There is a fine Celtic high cross in Kilfanore and Corcomroe Abbey is one of the most ornate abbeys in Ireland.
The Burren landscape is composed of limestone slabs with clints and cracks in the rock. Surprisingly, fertile soil has built up in these cracks and created the perfect place for plants to take root. The micro climate at the Burren where the soil temperature rarely drops below six degrees supports an unusual array of flowers and plants with Arctic, Mediterranean and Alpine plants growing side by side.
Seventy five percent of Ireland’s species of flower can be found in the Burren with certain species being exclusive to this area.
See if you can find the elusive spring gentian – an Alpine plant bright blue in colour. There are also a number of orchids particular to this area in Ireland. The rugged rocky landscape and bright bursts of colour of flowers growing through the cracks is a stunning and unique contrast. There is much to discover in Ireland and this tour can help you see some of Ireland’s most picturesque locations.
Corcomroe Abbey is one of the best known abbeys in Ireland. It is situated in a remote part of county Clare in the Burren region. The Abbey was founded in in 1195 by Donal Mór Ua Briain (Donald O’Brien). Legend has it that O’Brien had all the stonemasons who worked on the abbey put to death after completion so that no other abbey like it could be built.
The Abbey is known for its intricate carvings, exquisite stonework and remote location. The location gives an insight into the life of the monks; they sought out remote locations where they lived a largely self sufficient life. Other monastic settlements in remote locations can be seen on Skellig Michael and Inishmurray in Co Sligo.
The abbey was built in a crucifix form with a chapel in each transept. There is no roof on most of the Abbey but the entry arches are still intact with some fine stone carvings. The stonework in the Choir is particularly good with fabulous rib vaulting in the roof.
There are many more interesting carvings throughout the building of faces, dragons and floral designs. The north wall of the choir has an effigy of King Conor. This is one of the few remaining effigies of an Irish lord, The effigy depicts Conor wearing a Crown decorated with Fleur de Lys, holding a scepter in his left hand. His head is raised on a stone cushion and he is wearing pleated robes. He died in battle nearby and was laid to rest here in 1268.
Kinvara is a quaint port town on the West coast of Ireland. The village lies at the head of Kinvara Bay known in Irish as Cinn Mhara (or more recently Cuan Chinn Mhara) from which the village took its name. This is an inlet in the south-eastern corner of Galway Bay.

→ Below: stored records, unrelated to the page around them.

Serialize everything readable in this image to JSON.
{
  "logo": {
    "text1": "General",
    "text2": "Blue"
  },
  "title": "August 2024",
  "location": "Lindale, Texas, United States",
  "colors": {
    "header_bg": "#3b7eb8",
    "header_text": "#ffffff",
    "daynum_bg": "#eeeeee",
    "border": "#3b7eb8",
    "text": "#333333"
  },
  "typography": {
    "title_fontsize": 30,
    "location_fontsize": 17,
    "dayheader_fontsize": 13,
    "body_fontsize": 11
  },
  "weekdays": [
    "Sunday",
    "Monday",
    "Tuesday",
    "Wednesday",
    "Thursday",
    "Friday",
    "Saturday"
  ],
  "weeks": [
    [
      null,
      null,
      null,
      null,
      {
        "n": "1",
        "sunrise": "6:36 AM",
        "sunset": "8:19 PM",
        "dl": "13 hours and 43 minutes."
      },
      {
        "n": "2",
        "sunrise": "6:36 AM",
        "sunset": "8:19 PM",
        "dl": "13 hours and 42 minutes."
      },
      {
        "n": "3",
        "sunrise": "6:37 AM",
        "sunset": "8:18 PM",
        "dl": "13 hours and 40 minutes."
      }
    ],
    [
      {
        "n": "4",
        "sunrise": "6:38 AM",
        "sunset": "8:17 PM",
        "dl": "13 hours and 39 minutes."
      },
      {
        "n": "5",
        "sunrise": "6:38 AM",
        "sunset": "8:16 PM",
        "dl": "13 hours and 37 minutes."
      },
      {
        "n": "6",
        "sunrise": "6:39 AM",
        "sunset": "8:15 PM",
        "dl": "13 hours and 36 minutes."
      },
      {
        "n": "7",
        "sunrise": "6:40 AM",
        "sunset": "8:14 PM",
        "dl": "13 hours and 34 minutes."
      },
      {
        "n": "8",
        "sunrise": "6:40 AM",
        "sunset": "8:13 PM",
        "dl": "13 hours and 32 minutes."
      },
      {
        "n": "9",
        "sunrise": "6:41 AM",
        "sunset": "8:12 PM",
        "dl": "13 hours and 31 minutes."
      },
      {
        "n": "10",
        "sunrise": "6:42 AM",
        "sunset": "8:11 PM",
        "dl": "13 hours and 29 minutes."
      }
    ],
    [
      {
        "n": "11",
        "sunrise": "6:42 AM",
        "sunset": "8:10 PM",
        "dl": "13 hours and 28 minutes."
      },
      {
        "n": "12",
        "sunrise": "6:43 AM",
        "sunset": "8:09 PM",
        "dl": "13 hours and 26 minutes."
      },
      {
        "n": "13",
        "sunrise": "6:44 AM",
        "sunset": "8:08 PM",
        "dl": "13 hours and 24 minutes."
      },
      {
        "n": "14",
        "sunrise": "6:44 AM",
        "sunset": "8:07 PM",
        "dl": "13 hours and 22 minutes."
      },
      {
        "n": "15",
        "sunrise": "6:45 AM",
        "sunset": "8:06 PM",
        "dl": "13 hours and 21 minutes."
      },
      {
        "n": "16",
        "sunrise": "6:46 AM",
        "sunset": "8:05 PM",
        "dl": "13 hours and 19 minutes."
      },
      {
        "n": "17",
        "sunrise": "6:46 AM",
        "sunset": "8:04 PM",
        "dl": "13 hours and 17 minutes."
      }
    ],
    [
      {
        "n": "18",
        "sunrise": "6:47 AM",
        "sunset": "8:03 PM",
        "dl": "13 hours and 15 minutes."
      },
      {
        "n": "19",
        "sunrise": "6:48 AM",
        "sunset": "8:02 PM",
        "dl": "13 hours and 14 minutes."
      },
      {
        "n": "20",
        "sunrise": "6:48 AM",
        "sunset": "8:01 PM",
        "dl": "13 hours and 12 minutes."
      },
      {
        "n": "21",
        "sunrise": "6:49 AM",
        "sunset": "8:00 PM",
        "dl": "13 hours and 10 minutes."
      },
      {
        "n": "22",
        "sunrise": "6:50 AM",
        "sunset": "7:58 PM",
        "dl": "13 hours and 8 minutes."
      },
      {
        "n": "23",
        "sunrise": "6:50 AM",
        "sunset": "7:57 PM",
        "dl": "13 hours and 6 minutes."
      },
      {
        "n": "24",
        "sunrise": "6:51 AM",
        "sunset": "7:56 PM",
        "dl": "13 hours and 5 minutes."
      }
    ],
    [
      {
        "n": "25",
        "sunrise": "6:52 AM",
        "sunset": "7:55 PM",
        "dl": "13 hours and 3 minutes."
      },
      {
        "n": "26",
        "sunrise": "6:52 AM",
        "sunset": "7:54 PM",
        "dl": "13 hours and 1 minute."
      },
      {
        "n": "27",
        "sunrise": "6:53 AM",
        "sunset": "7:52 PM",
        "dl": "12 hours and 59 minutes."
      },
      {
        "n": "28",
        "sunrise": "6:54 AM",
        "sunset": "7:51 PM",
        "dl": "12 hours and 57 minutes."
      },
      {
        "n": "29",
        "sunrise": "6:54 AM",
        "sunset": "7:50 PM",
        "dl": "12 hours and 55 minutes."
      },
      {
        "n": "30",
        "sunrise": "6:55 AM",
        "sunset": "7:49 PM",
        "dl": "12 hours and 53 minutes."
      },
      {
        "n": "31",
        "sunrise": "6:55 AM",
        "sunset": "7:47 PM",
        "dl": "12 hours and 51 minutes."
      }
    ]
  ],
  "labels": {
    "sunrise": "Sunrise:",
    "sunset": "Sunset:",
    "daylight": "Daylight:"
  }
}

You can enjoy spectacular views of Galway Bay and Dunguaire Castle. The castle dates back to the 16th century and is an impressive and well preserved site. Explore the colourful shops along the harbour and see Dungaire Castle.
Discover local history and legends while taking in the stunning scenery. This Cliffs of Moher tour is packed with locations that will be sure to please and is a must for anyone visiting Ireland!